I have a Mitshubishi 24k btu multi split. When i turned it on. Only the bottom part of the evaporator coil is cold and the top part takes ages to cool down. Could this be due to a restriction?
Great video. Awesome job
Thank you very much!
Interesting didnt know their woz a strainer in
indoor liquid line flare section
Youve a good understanding 😀
Thanks! Glad it was helpful!
The bad thing about new equipment is the inverters. NASA started using them in 1960s for the project Mercury and they still can get them right.
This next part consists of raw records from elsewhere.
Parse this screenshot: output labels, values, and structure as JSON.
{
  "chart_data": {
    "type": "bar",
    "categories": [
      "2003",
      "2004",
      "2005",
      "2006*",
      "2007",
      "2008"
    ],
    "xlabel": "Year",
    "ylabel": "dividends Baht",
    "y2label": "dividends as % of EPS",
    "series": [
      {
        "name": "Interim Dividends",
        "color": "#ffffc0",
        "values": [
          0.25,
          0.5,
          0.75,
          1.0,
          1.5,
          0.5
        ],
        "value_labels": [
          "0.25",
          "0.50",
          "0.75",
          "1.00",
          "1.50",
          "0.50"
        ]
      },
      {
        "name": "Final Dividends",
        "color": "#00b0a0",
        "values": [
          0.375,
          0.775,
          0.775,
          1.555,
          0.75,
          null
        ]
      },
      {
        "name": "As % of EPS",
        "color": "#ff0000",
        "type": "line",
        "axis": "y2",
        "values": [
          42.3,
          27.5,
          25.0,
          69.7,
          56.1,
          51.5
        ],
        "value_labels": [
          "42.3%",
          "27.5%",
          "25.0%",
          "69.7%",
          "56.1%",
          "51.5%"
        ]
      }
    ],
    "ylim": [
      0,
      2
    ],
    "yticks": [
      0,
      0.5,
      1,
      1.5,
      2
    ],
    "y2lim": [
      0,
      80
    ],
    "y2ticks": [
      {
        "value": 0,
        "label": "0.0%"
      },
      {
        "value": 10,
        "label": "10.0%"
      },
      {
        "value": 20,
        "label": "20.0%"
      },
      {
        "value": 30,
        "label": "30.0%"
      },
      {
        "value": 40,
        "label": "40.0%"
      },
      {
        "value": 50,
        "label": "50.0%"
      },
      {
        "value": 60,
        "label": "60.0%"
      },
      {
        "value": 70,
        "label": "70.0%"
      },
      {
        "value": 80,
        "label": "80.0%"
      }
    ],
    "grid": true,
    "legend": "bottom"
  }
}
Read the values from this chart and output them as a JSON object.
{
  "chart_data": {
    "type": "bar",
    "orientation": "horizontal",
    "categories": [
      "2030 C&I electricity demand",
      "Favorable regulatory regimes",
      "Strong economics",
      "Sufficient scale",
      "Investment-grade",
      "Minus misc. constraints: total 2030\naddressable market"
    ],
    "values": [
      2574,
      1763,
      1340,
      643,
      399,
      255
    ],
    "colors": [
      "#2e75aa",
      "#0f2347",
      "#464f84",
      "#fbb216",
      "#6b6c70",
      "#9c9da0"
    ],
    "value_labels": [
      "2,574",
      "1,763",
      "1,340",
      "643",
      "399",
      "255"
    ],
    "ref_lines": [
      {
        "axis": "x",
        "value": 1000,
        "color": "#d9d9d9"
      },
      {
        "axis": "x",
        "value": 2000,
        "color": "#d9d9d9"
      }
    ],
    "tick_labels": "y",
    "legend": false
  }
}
Good video
excellent video .... wish you were in my neighborhood ... :-) (Knoxville, TN)
Thanks 🙏
Good video, but we do not see you FIX the restriction that drops the inside unit temp from -7F to 40F. Was cleaning the sand the only thing you did to fix 1) the temp difference on the strainer 2) the low temp (-7F, then 40F) on the inside unit?
I know nothing about AC, so I may have missed it. Thank you!
Yes, it was the sand packed hard which was restricting the flow, acting as a metering device, causing the refrigerant to flash at the union, resulting in the temperature differential. An extremely sloppy install, allowing the uncapped line set to dig into the ground. It looks as though it was recirculating for a long time to make such an impacted obstruction, but it only traveled through the line and the 'evaporator', as there's a filter in the outside unit to protect the compressor. There must be even more sand in the screen or accumulator.
Thanks! Yes, cleaning the sand was the only thing causing the restriction
Where did you get those meter lead tips from? I got the sc440 and lost one of mine.
Fieldpiece👍
That was a blockage for a plumber I reckon. Nice job finding it.
Whats the model of the fieldpiece bluetooth thermo couples your using?
that was a good diagnostics
What kind of app you using with the felpice
The app is called measurequick
aciq startup quick list to retorque flares when first using heat pump mode. once hot.
Why don’t you torque your flares to spec?
That & little bit more
Only found 1/4inch flare nuts can crack
So at 4:10 you mention you have 31 psi on low side and 56 on high side. Not so. Those are temperatures, specifically saturation temperatures hence the degree symbol along with and F just below the number. The psi reading you refer to is below your sat temps.
Good catch yeah just misspoke and probably forgot to correct it in post appreciate the heads up and thanks for watching!
That was a great search 💪🏽🤝🏼
Thanks a lot!
Bro where’s your gloves ! Shout out from Naperville good find
I know sometimes I just neglect to wear them I definitely need to do better LOL
Awesome video !
Glad you enjoyed it! thanks for the visit
If my log gets into the stream even when using little, gets into strainers
Very informative video , thank you 🙏
Glad you enjoyed it thanks for watching!
The installer should not have put the flares in the wall they could have come in with their linesets from the bottom left of the unit for access
No. Can't comment on this particular Mitsubishi, but the vast majority of them give you roughly 18" of either brazed/metric style flares on their equipment that we don't use to adapt to our standard fittings. Their copper lines are always an off-size in millimeters that we don't typically use. It is stupid when the fittings are going to be left in a finished wall. Only when it runs out on exterior wall does it allow for proper servicing.
Thanks
nice find!!! very nice…
Great video!
what is the name of those small leads ?
Needle leads
Thank you
Awesome job!!!!
Thank you!
Good find
👍
Impressive troubleshooting skills. I dread coming across these, but they're becoming a lot more common. Your thumb gives me the creeps with how far back your joint allows it to bend. Aside from your creepy thumb, this is good stuff here. I would assume install error with guys not sealing off their linesets.
Thanks 👍
Tough find!
👍👍👍thanks for video
You're welcome I appreciate you watching!
I’m trying to be like you
why wood some one put those flares inside a dry wall , Better to weld them
True
You had 100 psi on your low side and 161 on hi side. Not 31 psi and 56 like you said in video.
yes sir, my bad I meant to say saturation temps on the video. thanks for the heads up
Don't dip the lines in mud, yikes i worry about where that stuff has gone.
I thought Mitsu didn’t want us to ever hook up gauges anymore.